In 1970, Paul received a call to the young University of Social Sciences, Economics and Business in Linz (from 1975: Johannes Kepler University of Linz) for the newly established chair of Experimental Physics. Paul had the chance to cooperate in the planning of his professorship even prior to beginning his office. Since no chair for experimental physics had existed before, everything had to be built up from scratch (teaching, laboratories, electronics, mechanical workshop).

Paul started his professorship on 1 April 1971. Soon an electrostatic particle accelerator for 700 keV protons was installed (later also a tandem accelerator), und in collaboration with O. Benka, D. Semrad, A. Kropf and others, atomic physics experiments were started. To make the Linz group internationally known, Paul started to organize international workshops: at first three on theories of ionisation of inner atomic shells. A table of cross sections for K shell ionisation by light ions, established together with J. Muhr and O. Bolik, resp., is available in the Internet.
Later, Paul's interests turned toward the stopping power of matter for charged particles, a subject on which D. Semrad, P. Bauer, R. Golser and other coworkers had already worked intensively for some time. He initiated again three international workshops on this theme.
In Juli 1995, Paul's group initiated the Sixteenth International Conference on Atomic Collisions in Solids in Linz, with Paul as Chairman; D. Semrad, P. Bauer and O. Benka were editors of the conference volume.
The years in Linz were a very successful time for Paul. Apart from teaching and research, Paul's managing qualities were appreciated and asked for. Paul's equilibrated and confidence-inspiring personality contributed to the fact that Paul became a Senator at the University as early as 1972. In 1973 he was elected Dean of the newly established Faculty of natural and technical sciences, and in 1974 there came the election to the office of the Rector of the university for three years until 1977. In 1985, he was again elected Dean for two years.

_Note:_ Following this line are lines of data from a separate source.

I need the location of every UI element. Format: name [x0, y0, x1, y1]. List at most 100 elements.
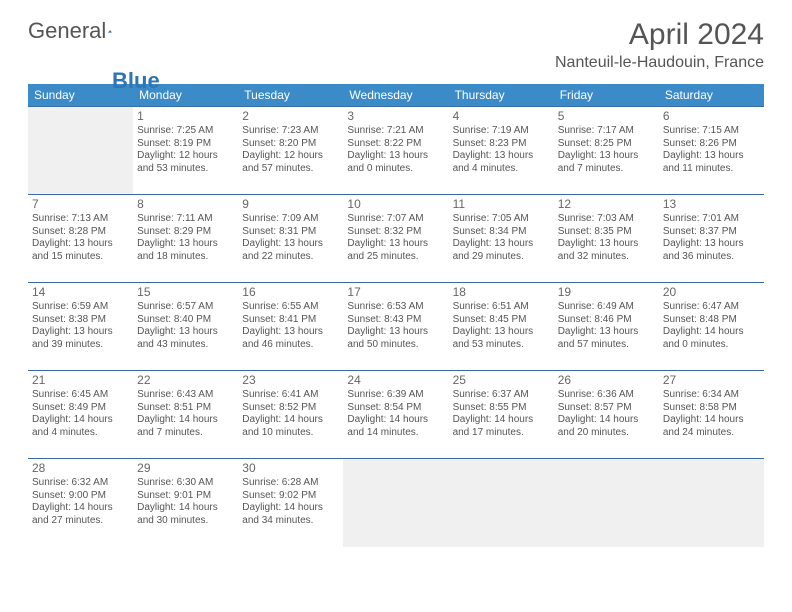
day-info: Sunrise: 6:55 AMSunset: 8:41 PMDaylight:…: [242, 301, 339, 351]
calendar-cell: 17Sunrise: 6:53 AMSunset: 8:43 PMDayligh…: [343, 283, 448, 371]
calendar-cell: 30Sunrise: 6:28 AMSunset: 9:02 PMDayligh…: [238, 459, 343, 547]
day-number: 2: [242, 109, 339, 124]
calendar-cell: 25Sunrise: 6:37 AMSunset: 8:55 PMDayligh…: [449, 371, 554, 459]
sunset-text: Sunset: 8:49 PM: [32, 402, 129, 415]
day-number: 16: [242, 285, 339, 300]
day-number: 27: [663, 373, 760, 388]
day-number: 21: [32, 373, 129, 388]
daylight-text: Daylight: 13 hours and 57 minutes.: [558, 326, 655, 351]
daylight-text: Daylight: 13 hours and 0 minutes.: [347, 150, 444, 175]
day-info: Sunrise: 6:34 AMSunset: 8:58 PMDaylight:…: [663, 389, 760, 439]
calendar-cell: 18Sunrise: 6:51 AMSunset: 8:45 PMDayligh…: [449, 283, 554, 371]
day-info: Sunrise: 7:05 AMSunset: 8:34 PMDaylight:…: [453, 213, 550, 263]
sunset-text: Sunset: 8:19 PM: [137, 138, 234, 151]
month-title: April 2024: [555, 18, 764, 52]
day-info: Sunrise: 6:32 AMSunset: 9:00 PMDaylight:…: [32, 477, 129, 527]
sunrise-text: Sunrise: 6:47 AM: [663, 301, 760, 314]
calendar-row: 7Sunrise: 7:13 AMSunset: 8:28 PMDaylight…: [28, 195, 764, 283]
daylight-text: Daylight: 13 hours and 32 minutes.: [558, 238, 655, 263]
sunset-text: Sunset: 8:41 PM: [242, 314, 339, 327]
daylight-text: Daylight: 14 hours and 10 minutes.: [242, 414, 339, 439]
day-info: Sunrise: 6:53 AMSunset: 8:43 PMDaylight:…: [347, 301, 444, 351]
sunset-text: Sunset: 8:46 PM: [558, 314, 655, 327]
daylight-text: Daylight: 13 hours and 22 minutes.: [242, 238, 339, 263]
daylight-text: Daylight: 13 hours and 46 minutes.: [242, 326, 339, 351]
sunset-text: Sunset: 9:02 PM: [242, 490, 339, 503]
sunset-text: Sunset: 8:25 PM: [558, 138, 655, 151]
weekday-header: Friday: [554, 84, 659, 107]
daylight-text: Daylight: 14 hours and 14 minutes.: [347, 414, 444, 439]
title-block: April 2024 Nanteuil-le-Haudouin, France: [555, 18, 764, 72]
sunrise-text: Sunrise: 7:25 AM: [137, 125, 234, 138]
calendar-cell: 22Sunrise: 6:43 AMSunset: 8:51 PMDayligh…: [133, 371, 238, 459]
sunset-text: Sunset: 8:32 PM: [347, 226, 444, 239]
sunrise-text: Sunrise: 7:21 AM: [347, 125, 444, 138]
daylight-text: Daylight: 13 hours and 36 minutes.: [663, 238, 760, 263]
sunrise-text: Sunrise: 6:55 AM: [242, 301, 339, 314]
brand-logo: General: [28, 18, 132, 44]
sunset-text: Sunset: 8:22 PM: [347, 138, 444, 151]
daylight-text: Daylight: 12 hours and 57 minutes.: [242, 150, 339, 175]
sunset-text: Sunset: 8:26 PM: [663, 138, 760, 151]
calendar-cell: [449, 459, 554, 547]
calendar-cell: 11Sunrise: 7:05 AMSunset: 8:34 PMDayligh…: [449, 195, 554, 283]
day-info: Sunrise: 7:13 AMSunset: 8:28 PMDaylight:…: [32, 213, 129, 263]
sunrise-text: Sunrise: 6:41 AM: [242, 389, 339, 402]
daylight-text: Daylight: 14 hours and 34 minutes.: [242, 502, 339, 527]
day-number: 22: [137, 373, 234, 388]
calendar-cell: 2Sunrise: 7:23 AMSunset: 8:20 PMDaylight…: [238, 107, 343, 195]
sunrise-text: Sunrise: 6:57 AM: [137, 301, 234, 314]
day-info: Sunrise: 7:01 AMSunset: 8:37 PMDaylight:…: [663, 213, 760, 263]
sunset-text: Sunset: 8:38 PM: [32, 314, 129, 327]
daylight-text: Daylight: 13 hours and 50 minutes.: [347, 326, 444, 351]
calendar-cell: 1Sunrise: 7:25 AMSunset: 8:19 PMDaylight…: [133, 107, 238, 195]
daylight-text: Daylight: 13 hours and 7 minutes.: [558, 150, 655, 175]
day-info: Sunrise: 6:43 AMSunset: 8:51 PMDaylight:…: [137, 389, 234, 439]
sunrise-text: Sunrise: 7:17 AM: [558, 125, 655, 138]
sunrise-text: Sunrise: 6:45 AM: [32, 389, 129, 402]
calendar-cell: [659, 459, 764, 547]
day-info: Sunrise: 6:39 AMSunset: 8:54 PMDaylight:…: [347, 389, 444, 439]
day-number: 15: [137, 285, 234, 300]
calendar-cell: 24Sunrise: 6:39 AMSunset: 8:54 PMDayligh…: [343, 371, 448, 459]
calendar-cell: 28Sunrise: 6:32 AMSunset: 9:00 PMDayligh…: [28, 459, 133, 547]
calendar-row: 1Sunrise: 7:25 AMSunset: 8:19 PMDaylight…: [28, 107, 764, 195]
calendar-cell: 7Sunrise: 7:13 AMSunset: 8:28 PMDaylight…: [28, 195, 133, 283]
sunrise-text: Sunrise: 7:13 AM: [32, 213, 129, 226]
day-number: 14: [32, 285, 129, 300]
calendar-cell: 9Sunrise: 7:09 AMSunset: 8:31 PMDaylight…: [238, 195, 343, 283]
sunrise-text: Sunrise: 6:37 AM: [453, 389, 550, 402]
header: General April 2024 Nanteuil-le-Haudouin,…: [28, 18, 764, 72]
day-number: 11: [453, 197, 550, 212]
day-number: 10: [347, 197, 444, 212]
calendar-cell: 8Sunrise: 7:11 AMSunset: 8:29 PMDaylight…: [133, 195, 238, 283]
sunrise-text: Sunrise: 6:53 AM: [347, 301, 444, 314]
calendar-table: SundayMondayTuesdayWednesdayThursdayFrid…: [28, 84, 764, 547]
day-number: 8: [137, 197, 234, 212]
sunset-text: Sunset: 8:28 PM: [32, 226, 129, 239]
day-info: Sunrise: 6:47 AMSunset: 8:48 PMDaylight:…: [663, 301, 760, 351]
day-info: Sunrise: 6:37 AMSunset: 8:55 PMDaylight:…: [453, 389, 550, 439]
day-number: 3: [347, 109, 444, 124]
calendar-cell: 15Sunrise: 6:57 AMSunset: 8:40 PMDayligh…: [133, 283, 238, 371]
day-number: 19: [558, 285, 655, 300]
calendar-cell: 20Sunrise: 6:47 AMSunset: 8:48 PMDayligh…: [659, 283, 764, 371]
day-info: Sunrise: 7:11 AMSunset: 8:29 PMDaylight:…: [137, 213, 234, 263]
calendar-cell: 5Sunrise: 7:17 AMSunset: 8:25 PMDaylight…: [554, 107, 659, 195]
daylight-text: Daylight: 14 hours and 30 minutes.: [137, 502, 234, 527]
daylight-text: Daylight: 13 hours and 53 minutes.: [453, 326, 550, 351]
day-number: 7: [32, 197, 129, 212]
calendar-cell: 19Sunrise: 6:49 AMSunset: 8:46 PMDayligh…: [554, 283, 659, 371]
daylight-text: Daylight: 13 hours and 15 minutes.: [32, 238, 129, 263]
day-number: 20: [663, 285, 760, 300]
sunrise-text: Sunrise: 7:15 AM: [663, 125, 760, 138]
day-info: Sunrise: 7:03 AMSunset: 8:35 PMDaylight:…: [558, 213, 655, 263]
day-number: 17: [347, 285, 444, 300]
sunset-text: Sunset: 8:31 PM: [242, 226, 339, 239]
calendar-cell: 26Sunrise: 6:36 AMSunset: 8:57 PMDayligh…: [554, 371, 659, 459]
sunrise-text: Sunrise: 6:36 AM: [558, 389, 655, 402]
calendar-cell: 16Sunrise: 6:55 AMSunset: 8:41 PMDayligh…: [238, 283, 343, 371]
sunrise-text: Sunrise: 7:07 AM: [347, 213, 444, 226]
day-number: 12: [558, 197, 655, 212]
daylight-text: Daylight: 14 hours and 7 minutes.: [137, 414, 234, 439]
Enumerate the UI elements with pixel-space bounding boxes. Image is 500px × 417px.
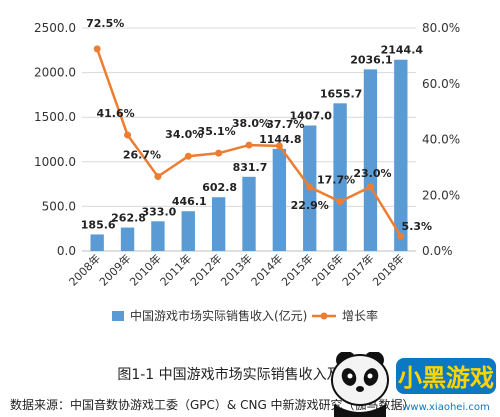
x-tick-label: 2011年 <box>157 251 194 288</box>
bar <box>394 59 408 252</box>
legend-line-label: 增长率 <box>342 308 378 323</box>
watermark-logo: 小黑游戏 www.xiaohei.com <box>331 352 496 417</box>
growth-label: 41.6% <box>96 107 134 120</box>
right-tick-label: 20.0% <box>422 188 460 202</box>
bar <box>272 148 287 251</box>
x-tick-label: 2016年 <box>309 251 346 288</box>
x-tick-label: 2012年 <box>187 251 224 288</box>
growth-label: 5.3% <box>402 220 433 233</box>
growth-label: 23.0% <box>353 167 391 180</box>
bar-value-label: 831.7 <box>233 161 268 174</box>
bar <box>151 221 165 251</box>
right-tick-label: 0.0% <box>422 244 453 258</box>
line-point <box>184 152 192 160</box>
left-axis: 0.0 500.0 1000.0 1500.0 2000.0 2500.0 <box>34 21 76 258</box>
growth-label: 37.7% <box>266 118 304 131</box>
right-axis: 0.0% 20.0% 40.0% 60.0% 80.0% <box>422 21 460 258</box>
growth-label: 38.0% <box>232 117 270 130</box>
bar <box>181 211 195 251</box>
data-source: 数据来源：中国音数协游戏工委（GPC）& CNG 中新游戏研究（伽马数据） <box>10 398 415 412</box>
x-tick-label: 2013年 <box>218 251 255 288</box>
line-point <box>124 131 132 139</box>
left-tick-label: 1000.0 <box>34 155 76 169</box>
bar-value-label: 1655.7 <box>320 87 362 100</box>
bar-value-label: 1144.8 <box>259 133 301 146</box>
line-point <box>336 198 344 206</box>
bar-value-label: 2036.1 <box>350 53 392 66</box>
bar <box>242 176 256 251</box>
right-tick-label: 60.0% <box>422 77 460 91</box>
growth-label: 35.1% <box>198 125 236 138</box>
bar <box>211 197 226 251</box>
svg-text:小黑游戏: 小黑游戏 <box>398 364 494 392</box>
left-tick-label: 2500.0 <box>34 21 76 35</box>
line-point <box>397 232 405 240</box>
bar-value-label: 2144.4 <box>381 44 424 57</box>
growth-label: 34.0% <box>165 128 203 141</box>
bar-value-label: 333.0 <box>142 205 177 218</box>
bar <box>333 103 347 252</box>
legend: 中国游戏市场实际销售收入(亿元) 增长率 <box>112 308 378 323</box>
bar <box>120 227 135 251</box>
figure-caption: 图1-1 中国游戏市场实际销售收入及增长率 <box>117 367 383 383</box>
growth-label: 22.9% <box>291 199 329 212</box>
left-tick-label: 500.0 <box>42 199 76 213</box>
x-tick-label: 2015年 <box>278 251 315 288</box>
left-tick-label: 2000.0 <box>34 66 76 80</box>
right-tick-label: 40.0% <box>422 133 460 147</box>
line-point <box>154 173 162 181</box>
line-point <box>245 141 253 149</box>
bar <box>363 69 378 251</box>
bar-value-label: 602.8 <box>202 181 237 194</box>
legend-bar-label: 中国游戏市场实际销售收入(亿元) <box>130 308 307 323</box>
growth-label: 17.7% <box>317 174 355 187</box>
bar-value-label: 185.6 <box>81 218 116 231</box>
x-tick-label: 2014年 <box>248 251 285 288</box>
svg-text:www.xiaohei.com: www.xiaohei.com <box>402 402 490 413</box>
x-axis: 2008年2009年2010年2011年2012年2013年2014年2015年… <box>66 251 407 288</box>
bar-value-label: 1407.0 <box>290 109 333 122</box>
right-tick-label: 80.0% <box>422 21 460 35</box>
line-point <box>366 183 374 191</box>
x-tick-label: 2010年 <box>127 251 164 288</box>
panda-icon <box>331 352 389 417</box>
legend-bar-swatch <box>112 311 124 321</box>
bar-value-label: 446.1 <box>172 195 207 208</box>
line-series: 72.5% 41.6% 26.7% 34.0%35.1%38.0%37.7% 22.9%… <box>86 17 432 240</box>
bar <box>90 234 104 251</box>
growth-label: 72.5% <box>86 17 124 30</box>
left-tick-label: 1500.0 <box>34 110 76 124</box>
line-point <box>93 45 101 53</box>
line-point <box>275 142 283 150</box>
bar-value-label: 262.8 <box>111 212 146 225</box>
growth-label: 26.7% <box>123 149 161 162</box>
x-tick-label: 2009年 <box>96 251 133 288</box>
x-tick-label: 2018年 <box>369 251 406 288</box>
gridlines <box>82 27 416 252</box>
chart: 0.0 500.0 1000.0 1500.0 2000.0 2500.0 0.0% 20.… <box>34 17 460 323</box>
legend-line-marker <box>320 312 328 320</box>
left-tick-label: 0.0 <box>57 244 76 258</box>
line-point <box>215 149 223 157</box>
line-point <box>306 183 314 191</box>
x-tick-label: 2017年 <box>339 251 376 288</box>
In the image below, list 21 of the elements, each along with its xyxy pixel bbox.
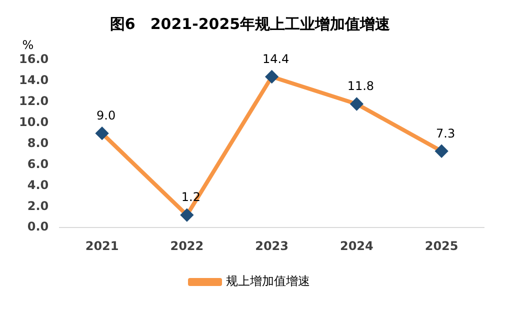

Paul's interest (as professor emeritus since 1996) now turned also to themes of medical physics. He was co-author of several reports of the International Commission on Radiation Units and Measurements (ICRU) and of a report of the International Atomic Energy Agency. Even after his retirement from active university duty in 1996, Paul received invitations to specialized conferences abroad, notably to the USA (last time 2012), but also to Brazil (2011).

In 1990, Paul began to establish a collection of all published Stopping Power Data for light Ions, with many graphical displays, and to install it in the Internet. In the meantime he has extended this collection to all positive ions, and he kept it updated till his death. It was important to him to compare these data statistically with various theories, in order to judge the quality of the data (and of the theories). His private interests included extended travels, the participation in a church choir and work on the genealogy of his family.